Cet incessant lobbying auquel s’adonnent les amis du Roi ne manque pas évidemment de nuire au fonctionnement de l’Etat, à la libre concurrence et à la gestion des deniers publics. Le quotidien arabophone Al Massae, dont le directeur et journaliste vedette Rachid Niny vient d’être placé en garde à vue pour "atteinte à la sécurité et à l’intégrité de la nation et des citoyens", s’est fait depuis plusieurs années une spécialité, celle de dénoncer les injustices, la répression et la corruption des élites. Entre autres affaires, Niny a consacré récemment l’une de ses chroniques aux dérives du fisc. Son ancien patron Noureddine Bensouda (proche d’El-Majidi), un pur produit du makhzen issu de milieu modeste et passé comme El-Himma par les rangs du collège royal aux côtés de Mohamed VI, aurait accédé en peu de temps au club des gros fortunés du pays, si on en croit Al Massae.
L’enrichissement rapide et illégal devient ainsi la règle chez les "voyous en col blanc" connectés à l’entourage de Mohamed VI. Et de toutes les dérives, c’est sans doute cette facette de l’entourage royal, censé donner l’exemple, et l’impunité dont bénéficient les hors-la-loi du régime, qui rendent les marocains si sceptiques sur la construction démocratique.
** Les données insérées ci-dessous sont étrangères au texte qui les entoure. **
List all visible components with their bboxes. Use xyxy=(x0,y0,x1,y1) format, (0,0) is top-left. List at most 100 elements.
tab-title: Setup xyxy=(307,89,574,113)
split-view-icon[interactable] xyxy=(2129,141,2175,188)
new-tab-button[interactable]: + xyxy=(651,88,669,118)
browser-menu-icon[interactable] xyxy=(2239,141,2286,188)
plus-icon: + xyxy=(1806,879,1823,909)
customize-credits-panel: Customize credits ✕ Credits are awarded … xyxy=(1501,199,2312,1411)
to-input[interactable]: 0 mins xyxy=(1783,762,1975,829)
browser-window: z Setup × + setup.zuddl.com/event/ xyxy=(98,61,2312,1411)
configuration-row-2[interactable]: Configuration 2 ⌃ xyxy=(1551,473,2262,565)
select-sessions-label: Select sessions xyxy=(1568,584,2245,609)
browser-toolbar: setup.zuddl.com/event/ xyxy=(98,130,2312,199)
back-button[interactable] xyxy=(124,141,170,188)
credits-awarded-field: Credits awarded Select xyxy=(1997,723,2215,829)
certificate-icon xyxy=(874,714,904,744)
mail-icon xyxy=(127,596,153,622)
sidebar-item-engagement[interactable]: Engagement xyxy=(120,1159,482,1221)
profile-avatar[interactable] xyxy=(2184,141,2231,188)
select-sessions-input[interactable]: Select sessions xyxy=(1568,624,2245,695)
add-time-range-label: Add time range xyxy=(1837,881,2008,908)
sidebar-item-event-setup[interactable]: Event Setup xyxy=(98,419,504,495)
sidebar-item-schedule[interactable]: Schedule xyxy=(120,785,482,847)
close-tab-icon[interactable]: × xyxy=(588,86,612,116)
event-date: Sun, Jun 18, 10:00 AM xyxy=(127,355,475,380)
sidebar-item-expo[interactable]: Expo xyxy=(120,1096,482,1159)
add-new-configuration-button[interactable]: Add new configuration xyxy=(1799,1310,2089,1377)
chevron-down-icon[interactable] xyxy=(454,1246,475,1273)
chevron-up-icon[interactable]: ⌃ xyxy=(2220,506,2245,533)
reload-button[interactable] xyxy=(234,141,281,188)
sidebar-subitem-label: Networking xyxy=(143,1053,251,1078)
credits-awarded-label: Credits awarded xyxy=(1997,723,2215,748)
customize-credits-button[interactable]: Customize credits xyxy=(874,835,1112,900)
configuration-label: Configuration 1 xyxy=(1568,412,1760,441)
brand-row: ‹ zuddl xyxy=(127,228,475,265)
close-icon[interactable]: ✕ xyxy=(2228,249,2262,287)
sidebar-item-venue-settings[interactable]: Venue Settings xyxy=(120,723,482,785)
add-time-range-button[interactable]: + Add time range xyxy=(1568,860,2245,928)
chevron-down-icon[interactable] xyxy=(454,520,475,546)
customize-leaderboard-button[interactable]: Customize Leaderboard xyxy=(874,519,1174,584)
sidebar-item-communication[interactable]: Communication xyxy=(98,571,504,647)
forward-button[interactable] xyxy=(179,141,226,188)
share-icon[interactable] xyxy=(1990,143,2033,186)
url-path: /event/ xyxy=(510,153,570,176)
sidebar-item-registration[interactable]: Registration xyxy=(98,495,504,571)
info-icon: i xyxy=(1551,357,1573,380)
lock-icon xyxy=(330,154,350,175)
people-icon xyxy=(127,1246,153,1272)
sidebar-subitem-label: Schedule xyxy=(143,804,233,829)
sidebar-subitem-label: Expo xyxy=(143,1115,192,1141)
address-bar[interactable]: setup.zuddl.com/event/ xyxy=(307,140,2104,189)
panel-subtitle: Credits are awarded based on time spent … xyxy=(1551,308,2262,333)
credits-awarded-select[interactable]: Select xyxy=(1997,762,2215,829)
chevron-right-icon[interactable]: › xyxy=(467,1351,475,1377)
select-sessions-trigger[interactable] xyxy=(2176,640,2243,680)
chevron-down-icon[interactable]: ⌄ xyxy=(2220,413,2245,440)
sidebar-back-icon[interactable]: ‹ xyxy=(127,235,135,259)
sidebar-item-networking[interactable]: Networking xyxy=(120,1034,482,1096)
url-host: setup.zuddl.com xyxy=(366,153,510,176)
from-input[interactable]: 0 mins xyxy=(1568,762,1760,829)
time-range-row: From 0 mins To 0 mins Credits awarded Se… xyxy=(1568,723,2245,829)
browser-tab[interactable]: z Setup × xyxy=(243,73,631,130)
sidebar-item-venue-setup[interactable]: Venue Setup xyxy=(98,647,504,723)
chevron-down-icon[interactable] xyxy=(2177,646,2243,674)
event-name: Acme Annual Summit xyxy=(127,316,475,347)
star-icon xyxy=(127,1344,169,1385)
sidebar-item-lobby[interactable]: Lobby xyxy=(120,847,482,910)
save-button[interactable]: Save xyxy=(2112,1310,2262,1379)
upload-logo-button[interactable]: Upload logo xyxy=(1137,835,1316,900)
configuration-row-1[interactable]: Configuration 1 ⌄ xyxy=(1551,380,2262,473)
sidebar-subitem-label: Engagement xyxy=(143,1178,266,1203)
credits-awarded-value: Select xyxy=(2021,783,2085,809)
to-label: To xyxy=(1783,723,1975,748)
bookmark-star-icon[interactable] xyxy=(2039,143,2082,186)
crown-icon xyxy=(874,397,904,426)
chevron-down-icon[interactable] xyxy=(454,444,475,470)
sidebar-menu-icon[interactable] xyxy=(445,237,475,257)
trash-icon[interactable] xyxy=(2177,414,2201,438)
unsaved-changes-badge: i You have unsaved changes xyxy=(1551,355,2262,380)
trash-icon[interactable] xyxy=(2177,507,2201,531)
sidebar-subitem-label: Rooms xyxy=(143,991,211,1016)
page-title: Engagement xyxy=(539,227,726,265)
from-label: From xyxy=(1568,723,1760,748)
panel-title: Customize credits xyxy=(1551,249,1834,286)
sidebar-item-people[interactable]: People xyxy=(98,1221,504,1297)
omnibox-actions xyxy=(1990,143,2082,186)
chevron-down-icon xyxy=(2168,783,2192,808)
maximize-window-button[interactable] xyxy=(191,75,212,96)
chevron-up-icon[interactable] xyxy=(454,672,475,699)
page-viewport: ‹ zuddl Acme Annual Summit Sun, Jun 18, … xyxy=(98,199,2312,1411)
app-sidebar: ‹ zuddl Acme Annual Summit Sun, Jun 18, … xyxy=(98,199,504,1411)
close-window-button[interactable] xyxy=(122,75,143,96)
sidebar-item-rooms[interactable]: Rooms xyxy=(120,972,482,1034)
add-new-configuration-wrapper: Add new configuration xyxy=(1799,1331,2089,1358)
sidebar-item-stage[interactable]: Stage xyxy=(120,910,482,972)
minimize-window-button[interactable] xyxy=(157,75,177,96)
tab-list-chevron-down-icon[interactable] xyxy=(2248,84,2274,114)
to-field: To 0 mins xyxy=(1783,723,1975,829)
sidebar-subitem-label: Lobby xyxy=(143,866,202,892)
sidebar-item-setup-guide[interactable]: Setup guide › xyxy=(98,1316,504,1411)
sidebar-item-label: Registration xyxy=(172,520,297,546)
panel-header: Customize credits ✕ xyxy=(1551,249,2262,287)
Dans une supplique à Mohamed VI intitulée "la révolution marocaine est en marche", le dissident marocain Abdelhak Serhane n’hésite pas à qualifier les clans El-Himma et El-Majidi de danger pour le Roi et d’obstacle à l’essor du Maroc : "En peu de temps, Fouad Ali El-Himma et Mohamed Mounir El-Majidi sont devenus les maîtres du pays grâce à leur proximité avec leur ami le roi. Ils ont phagocité tous les espaces, économie, finance, culture, sport, politique, nous écoeurant de tout, comme un jeu de sales gosses (la’b adrari), soumettant le monde à la lubie du gain rapide et des affaires faciles, dilapidant le capital sympathie que le peuple avait pour vous et transformant le Maroc en une cage aux folles où les pieds ont remplacé la tête. Ces commis sorciers ont étouffé le jeu politique, ruiné la concurrence économique, dilapidé les deniers publics dans des lubies et piétiné le contrat constitutionnel, celui de défendre les intérêts du peuple. Ils agissent en votre nom, vous êtes de fait garant de leurs actes. Ils doivent s’en aller ; ils constituent un danger pour vous et un obstacle à l’essor du pays".
Le Roi du Maroc sait qu’il lui appartient désormais de transférer rapidement des pouvoirs significatifs à un gouvernement élu et responsable. Et, curieusement, c’est au moment où il prend les devants pour engager une réforme de la Constitution et libère des prisonniers d’opinions, dont des salafistes, qu’un attentat barbare est perpétré au coeur de Marrakech, la capitale touristique du pays. A qui profite le crime ? A ceux qui veulent "freiner le processus démocratique" enclenché au Maroc, répond le célèbre romancier espagnol Juan Goytisolo qui réside depuis des années dans la Cité ocre.
Les marocains ont toujours tenu à leur monarchie, vielle de 1200 ans. En ce printemps arabe, ils tiennent une occasion historique pour rompre avec les pratiques du makhzen et engager définitivement le pays sur le chemin de la liberté et de la justice. Mohamed VI l’a compris. Il sait désormais que sans démocratisation, le Maroc n’est pas à l’abri d’une crise qui pourrait, tôt ou tard, mener le pays droit à la catastrophe.